/Thinking hearts and flowers

Thinking hearts and flowers

From Shaman’s Rock

By Jim Poling Sr.

It’s been an unsettling week. 

My two oldest children were born on Valentine’s Day, two years apart. So, I had to consider whether to cancel their birthday celebrations.

Cancelling Valentine’s Day has become a major issue. Some Ontario schools have banned Valentine’s Day celebrations, saying they are not inclusive.

A handful of schools in other parts of Canada and the U.S. also have banned or restricted Valentine’s Day activities. So have some countries, including Pakistan, Iran and Saudi Arabia.

Valentine’s Day has been considered a Christian celebratory day not accepted by many people of non-Christian faiths. Buddhism doesn’t directly discourage Valentine’s Day but emphasizes other ways other cultivating love and happiness.

Some school principals say we live in a diverse society with schoolrooms composed of students of different races, religions and cultures. If they come from families that do not accept Valentine’s Day, they feel excluded at school when other students are exchanging cards and sweets.

Their answer to avoid exclusion is quick and simplistic: Cancel Valentine’s Day so no one feels excluded.

That’s the wrong answer. Cancelling things not socially acceptable to all is wrong-headed, and harmful.

If we cancel Valentine’s Day because some don’t accept it or believe in it, perhaps we should also cancel Hallowe’en, Christmas, Easter and other events that might make someone feel excluded. Some people don’t accept Pride parades, so should Pride events be banned?

Banning and cancelling have become a favoured approach by people professing to help create a more inclusive and equitable society. In most cases their intentions are good but their actions are negative and create conflicts.

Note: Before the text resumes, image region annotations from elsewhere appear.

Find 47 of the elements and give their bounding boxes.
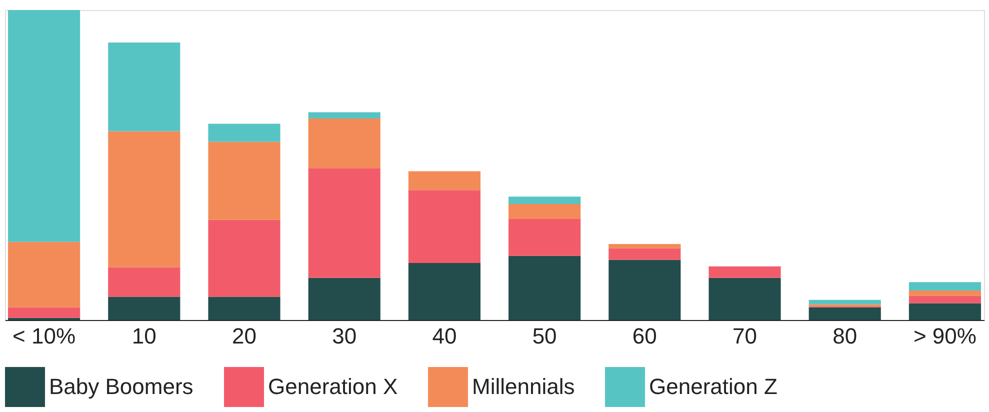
bar [308,118,380,168]
x-tick-label: < 10% [12,324,76,348]
bar [508,256,581,320]
bar [208,220,280,297]
bar [308,168,380,278]
bar [708,278,781,320]
bar [8,242,80,308]
bar [508,218,581,256]
x-tick-label: 60 [632,324,657,348]
bar [908,282,981,291]
bar [108,131,180,268]
x-tick-label: 20 [232,324,256,348]
bar [208,142,280,220]
bar [108,267,180,297]
x-tick-label: 50 [532,324,557,348]
bar [8,10,80,242]
bar [808,300,881,304]
bar [108,296,180,320]
bar [408,262,480,320]
legend-label: Generation X [268,374,398,399]
bar [108,42,180,132]
bar [908,290,981,296]
bar [208,124,280,142]
bar [308,112,380,118]
legend-label: Baby Boomers [49,374,194,399]
x-tick-label: 10 [132,324,156,348]
bar [608,244,681,248]
x-tick-label: 30 [332,324,357,348]
bar [908,296,981,304]
bar [8,307,80,318]
bar [908,303,981,320]
legend-label: Generation Z [649,374,778,399]
x-tick-label: 70 [732,324,757,348]
legend-label: Millennials [472,374,575,399]
bar [808,307,881,320]
bar [608,248,681,260]
bar [608,260,681,320]
bar [208,296,280,320]
bar [508,196,581,204]
bar [708,266,781,278]
x-tick-label: 80 [832,324,858,348]
x-tick-label: 40 [432,324,457,348]
bar [308,278,380,320]
x-tick-label: > 90% [913,324,976,348]
bar [408,171,480,190]
bar [408,190,480,263]
bar [508,204,581,219]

For instance, families for whom Valentine’s Day celebrations have been a tradition might feel angry at being deprived by a minority that does not share their views. 

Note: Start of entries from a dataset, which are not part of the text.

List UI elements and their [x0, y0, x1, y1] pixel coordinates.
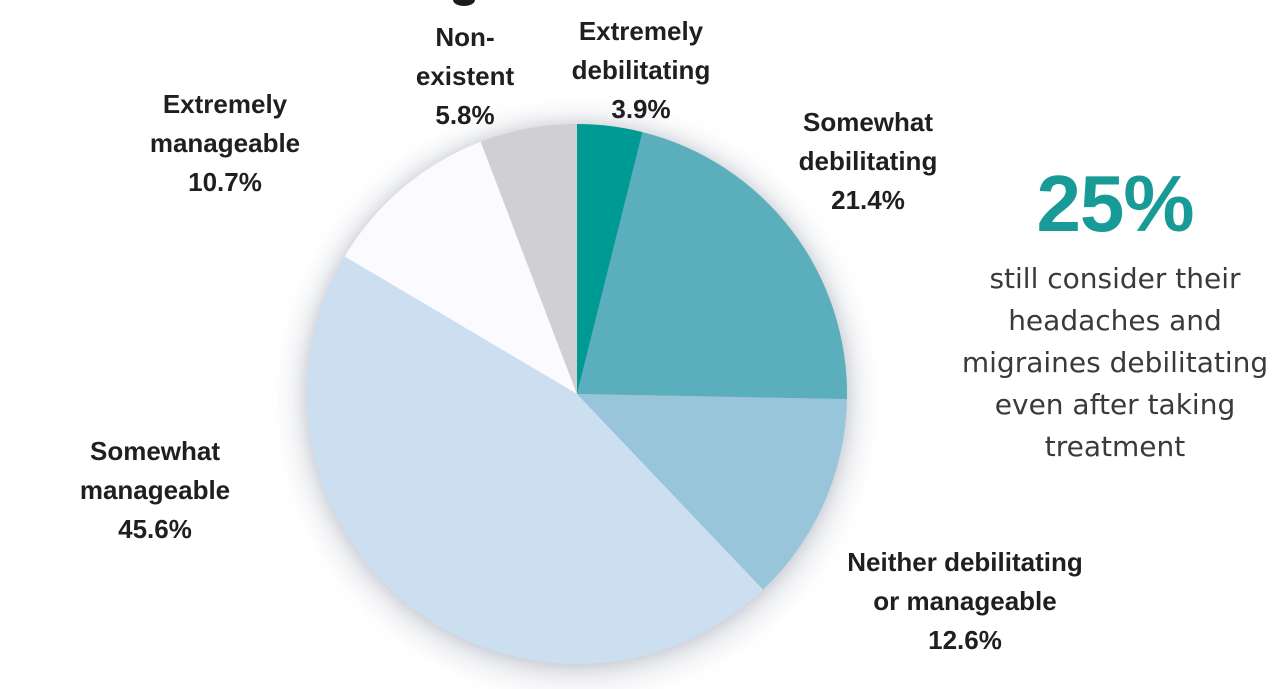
label-somewhat-manageable: Somewhat manageable 45.6% [80, 432, 230, 549]
label-line: debilitating [571, 55, 711, 85]
label-line: or manageable [873, 586, 1057, 616]
label-line: Extremely [162, 89, 288, 119]
label-pct: 45.6% [118, 514, 192, 544]
label-line: manageable [149, 128, 301, 158]
pie-slice-somewhat-debilitating [577, 132, 847, 400]
cropped-title-fragment [453, 0, 475, 6]
pie-slice-neither-debilitating-or-manageable [577, 394, 847, 590]
label-non-existent: Non- existent 5.8% [416, 18, 514, 135]
callout: 25% still consider their headaches and m… [950, 158, 1280, 468]
label-line: Neither debilitating [847, 547, 1083, 577]
callout-text-line: still consider their [989, 262, 1241, 295]
label-pct: 5.8% [435, 100, 495, 130]
label-line: debilitating [798, 146, 938, 176]
label-pct: 3.9% [611, 94, 671, 124]
label-extremely-debilitating: Extremely debilitating 3.9% [572, 12, 711, 129]
label-pct: 12.6% [928, 625, 1002, 655]
label-line: Non- [435, 22, 495, 52]
callout-text-line: treatment [1044, 430, 1186, 463]
label-line: manageable [79, 475, 231, 505]
callout-text: still consider their headaches and migra… [950, 258, 1280, 468]
callout-text-line: even after taking [994, 388, 1236, 421]
callout-stat: 25% [1036, 159, 1194, 248]
label-neither-debilitating-or-manageable: Neither debilitating or manageable 12.6% [847, 543, 1082, 660]
pie-slice-extremely-manageable [344, 141, 577, 394]
pie-slice-non-existent [480, 124, 577, 394]
callout-text-line: headaches and [1008, 304, 1222, 337]
label-somewhat-debilitating: Somewhat debilitating 21.4% [799, 103, 938, 220]
label-line: existent [415, 61, 515, 91]
label-line: Extremely [578, 16, 704, 46]
pie-slice-somewhat-manageable [306, 256, 764, 665]
callout-text-line: migraines debilitating [961, 346, 1269, 379]
label-line: Somewhat [89, 436, 221, 466]
label-pct: 21.4% [831, 185, 905, 215]
pie-slice-extremely-debilitating [577, 124, 643, 394]
label-line: Somewhat [802, 107, 934, 137]
label-extremely-manageable: Extremely manageable 10.7% [150, 85, 300, 202]
label-pct: 10.7% [188, 167, 262, 197]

Backlash from such situations has created toxic anger – even hatred – against some minorities and immigration. It has fed extreme right-wing theories that foreigners are taking over the country.

Right-wing anti-immigration attitudes have been moving into general populations, especially in the United States. A Gallup Poll last summer found that almost one-quarter of Americans surveyed believe that immigration is a bad thing. 

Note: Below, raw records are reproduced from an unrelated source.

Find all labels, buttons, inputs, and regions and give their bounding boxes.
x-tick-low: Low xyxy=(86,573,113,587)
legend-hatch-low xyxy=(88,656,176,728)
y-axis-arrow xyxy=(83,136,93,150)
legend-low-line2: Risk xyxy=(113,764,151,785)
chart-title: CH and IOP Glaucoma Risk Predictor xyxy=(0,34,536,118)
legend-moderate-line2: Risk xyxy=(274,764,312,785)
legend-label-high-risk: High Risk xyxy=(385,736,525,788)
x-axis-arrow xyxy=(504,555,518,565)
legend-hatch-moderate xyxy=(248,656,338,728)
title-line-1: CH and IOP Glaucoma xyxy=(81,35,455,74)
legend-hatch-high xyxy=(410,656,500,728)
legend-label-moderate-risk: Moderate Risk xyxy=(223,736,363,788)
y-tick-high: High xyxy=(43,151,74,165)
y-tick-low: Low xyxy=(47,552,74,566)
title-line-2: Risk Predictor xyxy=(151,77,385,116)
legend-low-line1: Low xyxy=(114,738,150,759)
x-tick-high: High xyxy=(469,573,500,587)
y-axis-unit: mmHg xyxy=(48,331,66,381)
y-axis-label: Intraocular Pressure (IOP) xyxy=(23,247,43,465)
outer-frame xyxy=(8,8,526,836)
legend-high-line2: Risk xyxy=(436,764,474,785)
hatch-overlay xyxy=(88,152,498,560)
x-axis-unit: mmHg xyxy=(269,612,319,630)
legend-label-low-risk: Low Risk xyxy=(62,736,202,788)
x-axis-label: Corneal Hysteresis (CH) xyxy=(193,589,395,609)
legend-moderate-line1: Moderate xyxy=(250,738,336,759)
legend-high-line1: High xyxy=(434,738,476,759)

We don’t need that kind of negative nonsense here in Canada. Thankfully, we don’t have a whole lot of it. Yet.

An Environics survey last fall found that seven of 10 Canadians support current immigration levels, which now stand at roughly 400,000 newcomers a year. That is the largest majority recorded on Environics surveys in 45 years.

That support will be eroded, however, if we continue to restrict or ban things that some groups do not support. We all need to promote ways to help us to learn about and understand each other’s culture and beliefs. Especially people working with our children in our schools.

The most misguided thinking on Valentine’s Day bans comes from the belief that it is a western religious celebration.  There have been several Saint Valentines throughout ancient history but their stories are confusing and clouded by unproven embellishments.

The Catholic church has removed Saint Valentine’s Day from its general Roman calendar, a liturgical calendar that indicates dates to celebrate saints. The church said the day was removed because aside from his name, nothing much is known about Saint Valentine.

The day became associated with romantic love back in the 14th or 15th century. In the 18th century the English began the tradition of expressing love with flowers, candies and cards.

And that’s where we are today. Valentine’s Day is a major commercial celebration that generates tens of millions of dollars in spending each year. Any religious connections have faded into the mists of ancient history.

There are few provable facts about Valentine’s Day but here are a couple of interesting Fun Facts for Kids from the We Are Teachers website:

  • More than one billion cards are exchanged for Valentine’s Day every year.  Teachers are the No. 1 recipients. 
  • And, 20 percent of pet owners give Valentine’s Day gifts to their pets.

So let’s get positive and see the day as it really is today: A day about love and kindness. 

We live in a world that could use all the love and kindness that it can get.